W książce jest szczególnie trudny fragment: Wiktoria siedzi naga w wannie. Krzyczy, że jest jej zimno, płacze. Dorosłe osoby: mama, Dorota Zawadzka, kamerzysta, stoją nad nią i ją lekceważą. Aż ona w końcu milknie.

Zacznę od tego, że my pierwotnie nie jechaliśmy do Wiktorii w tym odcinku. Historia była taka, w dokumentacji zobaczyłam dwuletnią Oliwkę, młodszą siostrę Wiktorii. Dziewczynka krzyczała nieustannie. Towarzyszyła jej zapłakana matka, wściekający się ojciec. Czułam, że nie dam rady, że nie umiem pomóc temu cierpiącemu dziecku. Producentka poprosiła, żebym pojechała, spróbowała. Tak zrobiłam, na miejscu okazało się, że chodziło o prozaiczną kwestię.

Poważniejsze problemy, jak się okazało, niespodziewanie wyszły z Wiktorią (starszą siostrą Oliwii). Po rozmowie z dziewczynką, wyczułam, że coś jest nie tak. Okazało się m.in. że mama nie mówi córkom o swojej miłości do nich. Problemy były wielowymiarowe. Relacje w rodzinie okazały się trudniejsze, niż wynikało z dokumentacji. Wiktoria była dzieckiem niezwykle zamkniętym w sobie, odsuniętym.

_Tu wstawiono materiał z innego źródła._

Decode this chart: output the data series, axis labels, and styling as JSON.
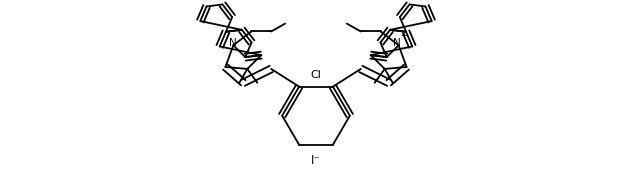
{
  "background_color": "#ffffff",
  "line_color": "#000000",
  "line_width": 1.3,
  "dbo": 0.008,
  "figsize": [
    6.32,
    1.88
  ],
  "dpi": 100,
  "xlim": [
    0,
    63.2
  ],
  "ylim": [
    0,
    18.8
  ]
}
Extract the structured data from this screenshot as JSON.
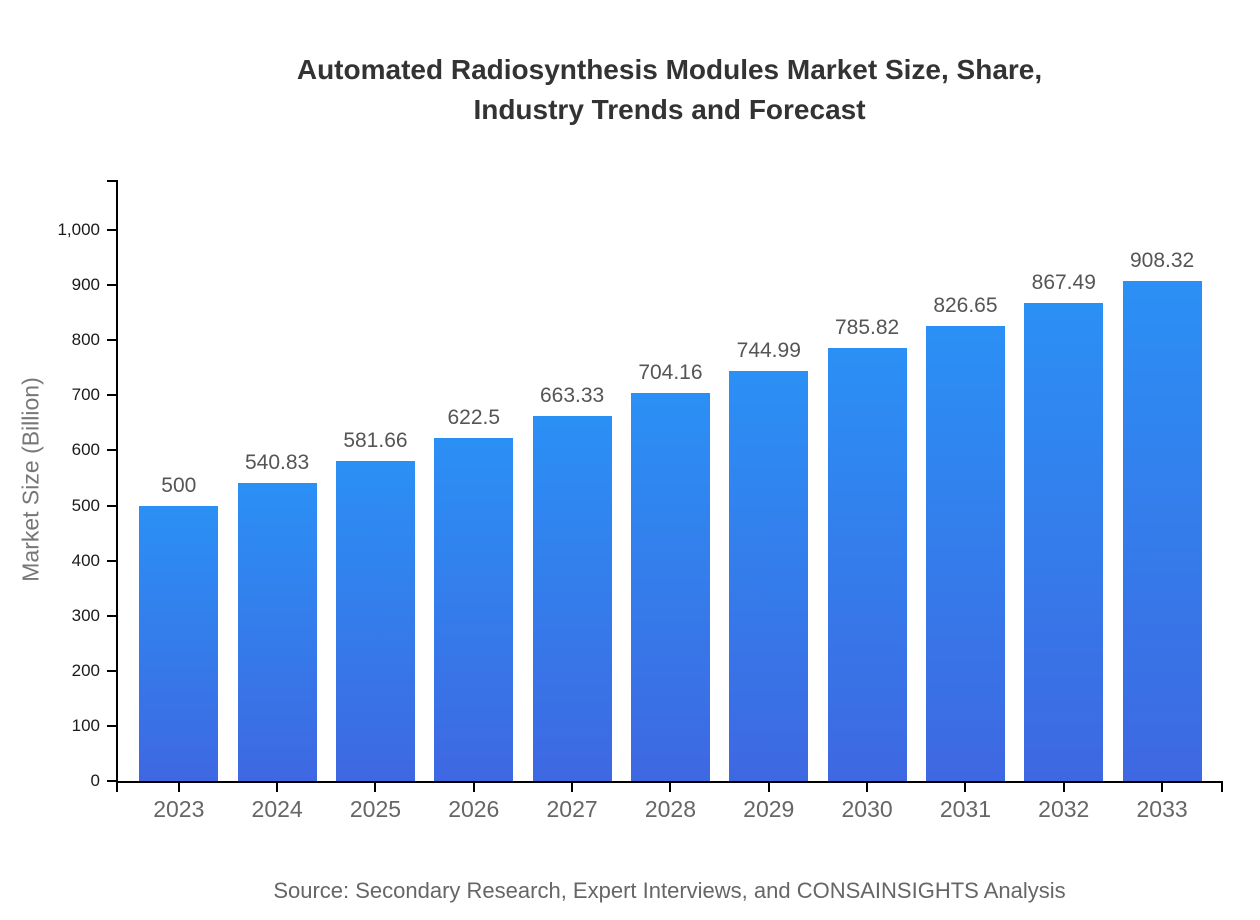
{
  "chart_data": {
    "type": "bar",
    "title": "Automated Radiosynthesis Modules Market Size, Share, Industry Trends and Forecast",
    "title_lines": [
      "Automated Radiosynthesis Modules Market Size, Share,",
      "Industry Trends and Forecast"
    ],
    "xlabel": "",
    "ylabel": "Market Size (Billion)",
    "categories": [
      "2023",
      "2024",
      "2025",
      "2026",
      "2027",
      "2028",
      "2029",
      "2030",
      "2031",
      "2032",
      "2033"
    ],
    "values": [
      500,
      540.83,
      581.66,
      622.5,
      663.33,
      704.16,
      744.99,
      785.82,
      826.65,
      867.49,
      908.32
    ],
    "value_labels": [
      "500",
      "540.83",
      "581.66",
      "622.5",
      "663.33",
      "704.16",
      "744.99",
      "785.82",
      "826.65",
      "867.49",
      "908.32"
    ],
    "ylim": [
      0,
      1000
    ],
    "yticks": [
      0,
      100,
      200,
      300,
      400,
      500,
      600,
      700,
      800,
      900,
      1000
    ],
    "ytick_labels": [
      "0",
      "100",
      "200",
      "300",
      "400",
      "500",
      "600",
      "700",
      "800",
      "900",
      "1,000"
    ],
    "grid": false,
    "legend": false,
    "bar_color_top": "#2B90F5",
    "bar_color_bottom": "#3E68E2",
    "axis_color": "#000000"
  },
  "footer": {
    "source": "Source: Secondary Research, Expert Interviews, and CONSAINSIGHTS Analysis"
  }
}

Prosiłam rodziców, by koniecznie objęli dziewczynkę pomocą długoterminową. Spotkałam się z nimi jakoś rok później, byli gośćmi telewizji śniadaniowej. Wszystko u nich było dobrze.

Proszę opowiedzieć mi o 9-letnim Oskarze, który na pani słowa "Nie mieści mi się to w głowie", kazał pani "powiększyć sobie łeb".

Taka właśnie była nasza konwencja! On nadał ton całemu odcinkowi. Jego osobowość mnie zauroczyła. Oskar był cudownym, inteligentnym, dowcipnym chłopcem z ADHD. Otoczony superrodziną, w odcinku poznaliśmy partnera mamy, który pół roku po nagraniach został mężem Agnieszki (matki Oskara). Byliśmy na tym ślubie, Oskar zobaczył mnie wtedy, rzucił się mi na szyję z okrzykiem: Nareszcie przyjechała moja wiedźma!

Byliśmy w świetnej relacji, zresztą Oskar odezwał się do mnie ostatnio. Napisał do mnie z pytaniem: "Co u ciebie nianiu baniu?" Odcinek z Oskarem był jednym z najweselszych w całej historii programu, właśnie dzięki niemu.

Powtórzyłaby pani nagrania współcześnie?

Nie, raczej nie. A jeśli tak, to zrobiłabym to zupełnie inaczej, bo świat wokoło bardzo się zmienił. Podczas realizacji programu "Superniania" nie oglądałam odcinków przed emisją, nie brałam udziału w montażu, ani w kolaudacji. Robił to drugi psycholog. Dziś nie pozwoliłabym sobie, by nie kontrolować wszystkiego, ale wtedy nasza wspólna praca oparta była na zaufaniu. Ja wykonywałam swoją pracę jako psycholożka na planie, robiłam najlepsze rzeczy, jakie potrafiłam zrobić zgodnie z nauką, moją wiedzą i wieloletnim doświadczeniem.

To była praca z niezwykłym ładunkiem emocjonalnym. Czasem były łzy, niekiedy trudne momenty i zawsze moja ogromna potrzeba pomocy tym rodzinom, a przede wszystkim dzieciom. Nie spodziewałam się, że tak się te relacje rozwiną. Po latach mam kontakt z wieloma z tych ludzi, zawsze pozostaną częścią mojego życia.

Więc kiedy teraz czytam, że jestem oprawcą tych dzieci, że krzywdziłam je intencjonalnie, to jest zaprzeczenie całego mojego zawodowego życia. Nie wiem kim jest osoba, o której pisze autorka książki. Nie znam jej.

Spotkałyście się kiedyś z autorką?

Nigdy. Nie wymieniłyśmy nawet bezpośredniej korespondencji. Pani Anna Golus nigdy nie postawiła nogi na planie programu Superniania. Nie wie, jak było. Po prostu nie może tego wiedzieć.